Geçen zaman içinde Safevi Şahları İran’daki sünni nüfusu ve Anadoludan getirdikleri Alevi Kızılbaş Türkmenleri zorla Şii Câferi yaptılar. Devlet yönetiminde Fars Bürokrasisi kadar mollaların da etkisi arttı. On İki İmam Şiiliği ihtiyaç duyduğu devlet yapısına kavuşmuştu. Zaman içinde mollaların etkisi Şahları bile geri bırakır hale gelmişti. Örneğin 18’inci yüzyıl Kaçar Hanedanı zamanında Nasırüddin Şah Kaçar döneminde Şah’ın haberi ve emri olmadan mollaların fetvasıyla Rusya’ya savaş açılmıştı. Tabii sonu hezimetle bitmişti bu savaşın.

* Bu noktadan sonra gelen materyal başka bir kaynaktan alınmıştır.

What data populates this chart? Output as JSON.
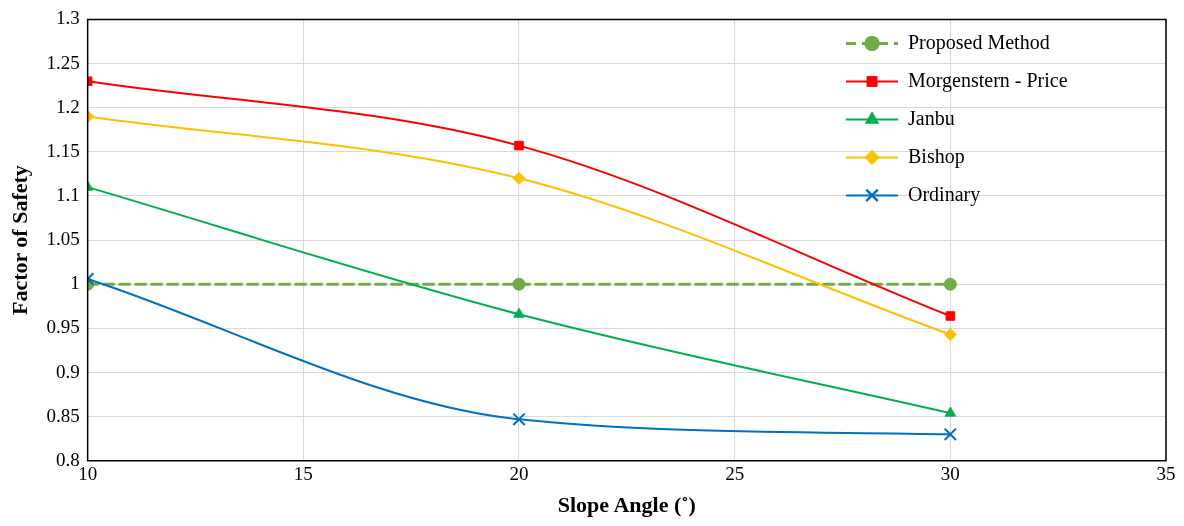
{
  "chart_data": {
    "type": "line",
    "xlabel": "Slope Angle (˚)",
    "ylabel": "Factor of Safety",
    "x": [
      10,
      20,
      30
    ],
    "series": [
      {
        "name": "Proposed Method",
        "color": "#70ad47",
        "values": [
          1,
          1,
          1
        ],
        "marker": "circle",
        "line_style": "dashed"
      },
      {
        "name": "Morgenstern - Price",
        "color": "#ff0000",
        "values": [
          1.23,
          1.157,
          0.964
        ],
        "marker": "square",
        "line_style": "solid"
      },
      {
        "name": "Janbu",
        "color": "#00b050",
        "values": [
          1.11,
          0.966,
          0.854
        ],
        "marker": "triangle",
        "line_style": "solid"
      },
      {
        "name": "Bishop",
        "color": "#ffc000",
        "values": [
          1.19,
          1.12,
          0.943
        ],
        "marker": "diamond",
        "line_style": "solid"
      },
      {
        "name": "Ordinary",
        "color": "#0070c0",
        "values": [
          1.006,
          0.847,
          0.83
        ],
        "marker": "cross",
        "line_style": "solid"
      }
    ],
    "xlim": [
      10,
      35
    ],
    "xticks": [
      10,
      15,
      20,
      25,
      30,
      35
    ],
    "ylim": [
      0.8,
      1.3
    ],
    "yticks": [
      0.8,
      0.85,
      0.9,
      0.95,
      1,
      1.05,
      1.1,
      1.15,
      1.2,
      1.25,
      1.3
    ],
    "grid": true,
    "legend": "top right"
  }
}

Şiiliğin iktidarının son dönemi 1979 İran İslam Devrimi sonrasına denk gelir. Devrim Lideri Humeyni’nin Velayet-i Fakih doktrini, hükümetin ve meclisin kararlarının son onay merciinin din adamları sınıfı ve onun tepesinde olan Rehber’in (yani dini liderin) olduğudur. Yani ister seçimle gelsin ister hanedana dayansın bir devletin idaresinde son söz din adamları sınıfınındır. Artık mollalar sınıfı devletle eklemlenmenin ötesine geçmiş ve bizatihi devlet olmuştu. Bugün İran’da halen bu sistem uygulanmaktadır. Siyaset ve iktidar gücü o kadar büyüktür ki, kendilerine vekalet ettikleri On İki İmam’ın dünya işlerinden ayrı gördüğü din adamlığını bizzat devletin ve siyasetin tepesine yerleştirmişlerdir. Bu da İmam Cafer es-Sâdık’ın görüş ve içtihatlarının siyaseten çöpe atılması anlamına gelir.
SON SÖZ: İslam tarihinde dini kökenli olduğu düşünülen bir çok olay, tartışma ve çatışma aslında siyasi ve iktisadi etkenlere dayanmaktadır. Neyin dini olduğunu anlayabilmek için, ilk önce, neyin dini olmadığını anlamak gerekir.